Our recent Business Pulse Check showed 7% of respondents have experienced more late payers and defaults, while 4% are struggling to pay creditors. In recent client coaching sessions, I am also noticing that there is an emergence of fiddly credit issues that are starting to take up a little more time for both business owners and their credit staff. These issues range from company liquidations, more creative excuses for not paying, down to just not paying on time, or paying later than normal. In some cases, the debtor has grown their exposure with the company over recent months without any further analysis of the increasing credit risk.
In a paper I wrote earlier this year on the Changing Face of Credit Risk I emphasised the need to continue to be vigilant with your credit control processes and procedures.

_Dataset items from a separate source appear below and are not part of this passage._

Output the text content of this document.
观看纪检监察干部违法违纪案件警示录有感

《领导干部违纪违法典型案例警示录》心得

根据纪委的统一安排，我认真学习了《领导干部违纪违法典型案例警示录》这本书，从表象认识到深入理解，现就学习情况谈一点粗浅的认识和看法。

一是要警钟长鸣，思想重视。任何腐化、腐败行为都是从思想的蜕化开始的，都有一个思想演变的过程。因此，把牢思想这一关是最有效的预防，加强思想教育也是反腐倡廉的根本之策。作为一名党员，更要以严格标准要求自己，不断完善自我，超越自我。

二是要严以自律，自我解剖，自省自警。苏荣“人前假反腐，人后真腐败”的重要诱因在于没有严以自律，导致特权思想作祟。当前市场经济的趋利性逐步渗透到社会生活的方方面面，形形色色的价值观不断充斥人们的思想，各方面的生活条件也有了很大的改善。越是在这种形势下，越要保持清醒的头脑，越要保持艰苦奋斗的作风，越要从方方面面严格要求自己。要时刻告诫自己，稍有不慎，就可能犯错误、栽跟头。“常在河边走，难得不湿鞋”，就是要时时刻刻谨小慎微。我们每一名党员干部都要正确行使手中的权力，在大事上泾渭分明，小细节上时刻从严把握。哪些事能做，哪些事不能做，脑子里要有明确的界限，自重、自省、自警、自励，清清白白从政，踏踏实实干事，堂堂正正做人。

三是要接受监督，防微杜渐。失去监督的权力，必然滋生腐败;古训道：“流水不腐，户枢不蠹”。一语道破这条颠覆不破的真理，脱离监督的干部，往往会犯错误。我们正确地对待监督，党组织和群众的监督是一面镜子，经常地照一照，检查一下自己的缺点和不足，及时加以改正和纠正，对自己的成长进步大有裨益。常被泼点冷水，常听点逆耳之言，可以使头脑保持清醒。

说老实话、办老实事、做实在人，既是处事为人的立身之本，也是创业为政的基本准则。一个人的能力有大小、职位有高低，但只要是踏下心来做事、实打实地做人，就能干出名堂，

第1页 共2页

With the Christmas break coming up it is critical that everyone makes sure they have robust processes in place for collecting outstanding debts – including pro-actively following up overdue amounts expediently. Anything left outstanding on Christmas Day is unlikely to be paid until late January, with the resultant impact on your company cashflow at a time when it is most needed.
In the meantime I would suggest you remain focused on the following:
- Watch for changing signs with any clients i.e. increased exposure/delays or excuses in paying.
- Where appropriate be pro-active in updating Terms of Trade, particularly in cases where you may not have personal guarantees and exposure is increasing.
- Use credit checking more regularly for clients who are showing different patterns in their payments.
- If appropriate, consider registering under the PPSR register.
- For clients showing changes in trading/payment patterns consider putting in place credit watch processes.